Go to almost any major website today, from Amazon.com and Uber.com to job boards and dating sites, and you will likely see user reviews on everything from the quality of a faucet to a potential mate’s sex appeal. But when does a highly charged opinion cross the line into libel and defamation?
That was the issue confronting the California Court of Appeal in Marin County in a recent decision (ZL Technologies v. Does 1-7 and Glassdoor, Inc.)
The case required the court to balance every American’s right to free speech, guaranteed by the First Amendment and California law, against the right to protect one’s good name and reputation against libel and defamation.
Many readers of the court’s decision may be surprised by its conclusion that one way to be protected against a defamation complaint is to make sure your review is crude, ungrammatical, illogical, juvenile, vituperative and offensive.
In other words, the dumber, angrier and less credible your review is, the safer you are.
The case involved a lawsuit filed by ZL Technologies, a Silicon Valley tech company, against Glassdoor Inc. and seven “John Doe” defendants. The Glassdoor.com site lists job openings. It also offers user-generated information and opinions about salaries, interviewing strategies, company culture and more.
ZL Technologies believed that the reviews posted anonymously by the John Doe defendants were libelous and defamatory.
One review said ZL had the “best product on the market,” but “management lacks the experience or focus to drive growth.” Another also lauded the product, but said, “if you like to engage with your job like it’s a bloodsport in a Roman Coliseum, you’ll love your job. Also, pay is 30%-50% lower than industry standards in Silicon Valley.” The other reviews had a similar mix of positive and negative comments, some of them scathing.
ZL demanded that Glassdoor turn over the names of the anonymous reviewers so ZL could sue them individually for libel.
Glassdoor refused, saying the comments were shielded by both the United States and California constitutions.
It said the posted statements were “protected opinion, patently hyperbolic, not harmful to reputation. It also said that disclosing the reviewers’ identities would harm Glassdoor’s reputation among its users.
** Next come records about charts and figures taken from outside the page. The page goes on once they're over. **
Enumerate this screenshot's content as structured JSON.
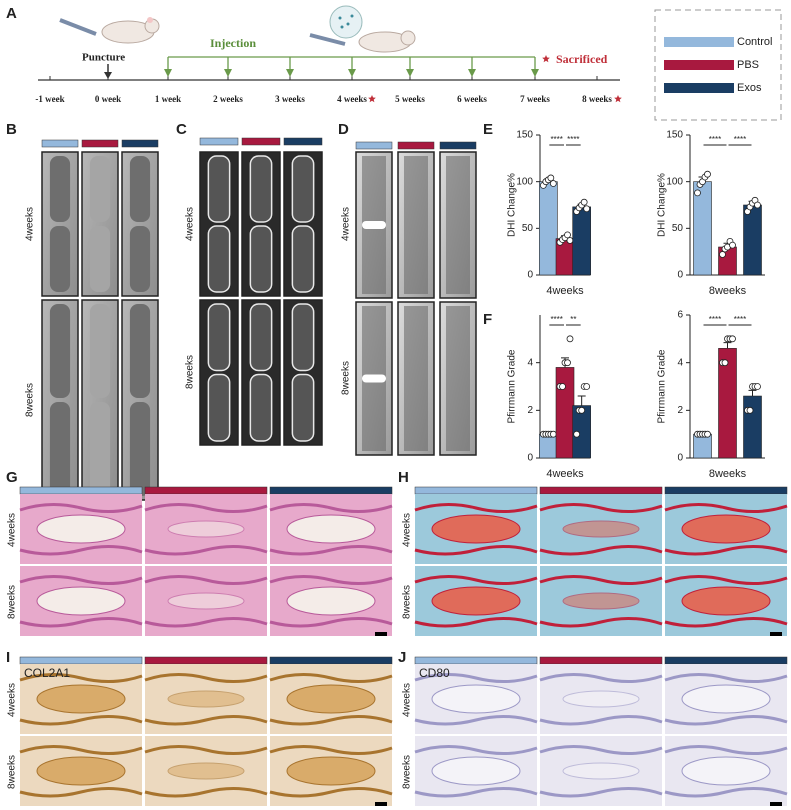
{
  "panel_labels": [
    "A",
    "B",
    "C",
    "D",
    "E",
    "F",
    "G",
    "H",
    "I",
    "J"
  ],
  "timeline": {
    "puncture": "Puncture",
    "injection": "Injection",
    "sacrificed": "Sacrificed",
    "ticks": [
      "-1 week",
      "0 week",
      "1 week",
      "2 weeks",
      "3 weeks",
      "4 weeks",
      "5 weeks",
      "6 weeks",
      "7 weeks",
      "8 weeks"
    ]
  },
  "row_labels": [
    "4weeks",
    "8weeks"
  ],
  "stain_labels": [
    "COL2A1",
    "CD80"
  ],
  "chart_data": [
    {
      "type": "bar",
      "ylabel": "DHI Change%",
      "categories": [
        "4weeks"
      ],
      "ylim": [
        0,
        150
      ],
      "yticks": [
        0,
        50,
        100,
        150
      ],
      "annotations": [
        "****",
        "****"
      ],
      "series": [
        {
          "name": "Control",
          "color": "#94b8dc",
          "values": [
            100
          ],
          "errors": [
            3
          ],
          "points": [
            [
              96,
              100,
              102,
              104,
              98
            ]
          ]
        },
        {
          "name": "PBS",
          "color": "#a8193f",
          "values": [
            39
          ],
          "errors": [
            3
          ],
          "points": [
            [
              35,
              38,
              40,
              43,
              37
            ]
          ]
        },
        {
          "name": "Exos",
          "color": "#1a3d63",
          "values": [
            73
          ],
          "errors": [
            3
          ],
          "points": [
            [
              68,
              72,
              75,
              78,
              71
            ]
          ]
        }
      ]
    },
    {
      "type": "bar",
      "ylabel": "DHI Change%",
      "categories": [
        "8weeks"
      ],
      "ylim": [
        0,
        150
      ],
      "yticks": [
        0,
        50,
        100,
        150
      ],
      "annotations": [
        "****",
        "****"
      ],
      "series": [
        {
          "name": "Control",
          "color": "#94b8dc",
          "values": [
            100
          ],
          "errors": [
            5
          ],
          "points": [
            [
              88,
              97,
              100,
              105,
              108
            ]
          ]
        },
        {
          "name": "PBS",
          "color": "#a8193f",
          "values": [
            30
          ],
          "errors": [
            4
          ],
          "points": [
            [
              22,
              28,
              30,
              36,
              32
            ]
          ]
        },
        {
          "name": "Exos",
          "color": "#1a3d63",
          "values": [
            75
          ],
          "errors": [
            4
          ],
          "points": [
            [
              68,
              73,
              77,
              80,
              75
            ]
          ]
        }
      ]
    },
    {
      "type": "bar",
      "ylabel": "Pfirrmann Grade",
      "categories": [
        "4weeks"
      ],
      "ylim": [
        0,
        6
      ],
      "yticks": [
        0,
        2,
        4
      ],
      "annotations": [
        "****",
        "**"
      ],
      "series": [
        {
          "name": "Control",
          "color": "#94b8dc",
          "values": [
            1
          ],
          "errors": [
            0
          ],
          "points": [
            [
              1,
              1,
              1,
              1,
              1
            ]
          ]
        },
        {
          "name": "PBS",
          "color": "#a8193f",
          "values": [
            3.8
          ],
          "errors": [
            0.4
          ],
          "points": [
            [
              3,
              3,
              4,
              4,
              5
            ]
          ]
        },
        {
          "name": "Exos",
          "color": "#1a3d63",
          "values": [
            2.2
          ],
          "errors": [
            0.4
          ],
          "points": [
            [
              1,
              2,
              2,
              3,
              3
            ]
          ]
        }
      ]
    },
    {
      "type": "bar",
      "ylabel": "Pfirrmann Grade",
      "categories": [
        "8weeks"
      ],
      "ylim": [
        0,
        6
      ],
      "yticks": [
        0,
        2,
        4,
        6
      ],
      "annotations": [
        "****",
        "****"
      ],
      "series": [
        {
          "name": "Control",
          "color": "#94b8dc",
          "values": [
            1
          ],
          "errors": [
            0
          ],
          "points": [
            [
              1,
              1,
              1,
              1,
              1
            ]
          ]
        },
        {
          "name": "PBS",
          "color": "#a8193f",
          "values": [
            4.6
          ],
          "errors": [
            0.24
          ],
          "points": [
            [
              4,
              4,
              5,
              5,
              5
            ]
          ]
        },
        {
          "name": "Exos",
          "color": "#1a3d63",
          "values": [
            2.6
          ],
          "errors": [
            0.24
          ],
          "points": [
            [
              2,
              2,
              3,
              3,
              3
            ]
          ]
        }
      ]
    }
  ]
}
The trial court agreed with Glassdoor and dismissed ZL’s lawsuit, whereupon ZL appealed.
As an indication of the significance of the issues involved, friend-of-the-court briefs supporting Glassdoor’s position were filed by Twitter and Public Citizen, a nonprofit free speech advocacy group.
The appellate ruling noted that “the use of a pseudonymous screen name offers a safe outlet for the user to experiment with novel ideas, express unorthodox political views, or criticize corporate or individual behavior without fear of intimidation or reprisal.”
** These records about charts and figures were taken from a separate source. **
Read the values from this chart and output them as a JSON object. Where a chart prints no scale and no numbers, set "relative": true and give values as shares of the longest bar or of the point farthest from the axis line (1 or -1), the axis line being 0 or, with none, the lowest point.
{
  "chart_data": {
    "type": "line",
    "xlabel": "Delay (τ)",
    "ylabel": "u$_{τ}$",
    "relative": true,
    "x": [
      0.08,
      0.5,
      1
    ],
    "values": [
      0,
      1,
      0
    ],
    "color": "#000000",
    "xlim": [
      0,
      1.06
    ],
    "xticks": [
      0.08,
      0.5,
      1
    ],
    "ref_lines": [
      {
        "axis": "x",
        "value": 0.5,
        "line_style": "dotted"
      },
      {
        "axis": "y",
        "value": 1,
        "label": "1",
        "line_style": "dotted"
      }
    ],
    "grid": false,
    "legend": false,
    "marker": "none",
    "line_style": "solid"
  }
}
But there are limits on what is allowable. The court noted that, “when vigorous criticism descends into defamation, constitutional protection is no longer available.” The reason: "neither the intentional lie nor the careless error materially advances society’s interest in uninhibited, robust and wide-open debate on public issues.”
California’s appellate court, in the landmark Krinsky v. Doe case (159 Cal.App.4th 1154), had previously ruled that “corporate and individual targets of these online aspersions may seek redress by filing suits against their unknown detractors.” To serve their complaints, “plaintiffs may then seek disclosure of those detractors’ identities.”
In the ZL case, the appellate court explored at length how to determine when an online comment transitions from being a harmless diatribe by someone simply blowing off steam, to being a defamatory statement meant to be taken seriously – and therefore, in this case, intended to be harmful to ZL’s reputation.
“The court must put itself in the place of an average reader” when deciding if a statement is actionable.
A comment is not likely to be taken seriously, it said, if its language is hyperbolic, ungrammatical, satirical, vituperative, uses juvenile name-calling, and is short on specifics.
But if the review is factually specific and serious in tone, and the reviewer claims to have first-hand or specialized experience, a reader is likely to treat that as a credible assertion of fact – and, if defamatory, the comment is fair game for a lawsuit by the target of the criticism.
The appellate panel sent the case back to the trial court for reconsideration of ZL’s request for disclosure of the identities of the John Does.
So, if you are thinking about posting a nasty anonymous online review about a company or individual, remember: make it dumb, crude and/or unbelievable, and perhaps you’ll stay out of court.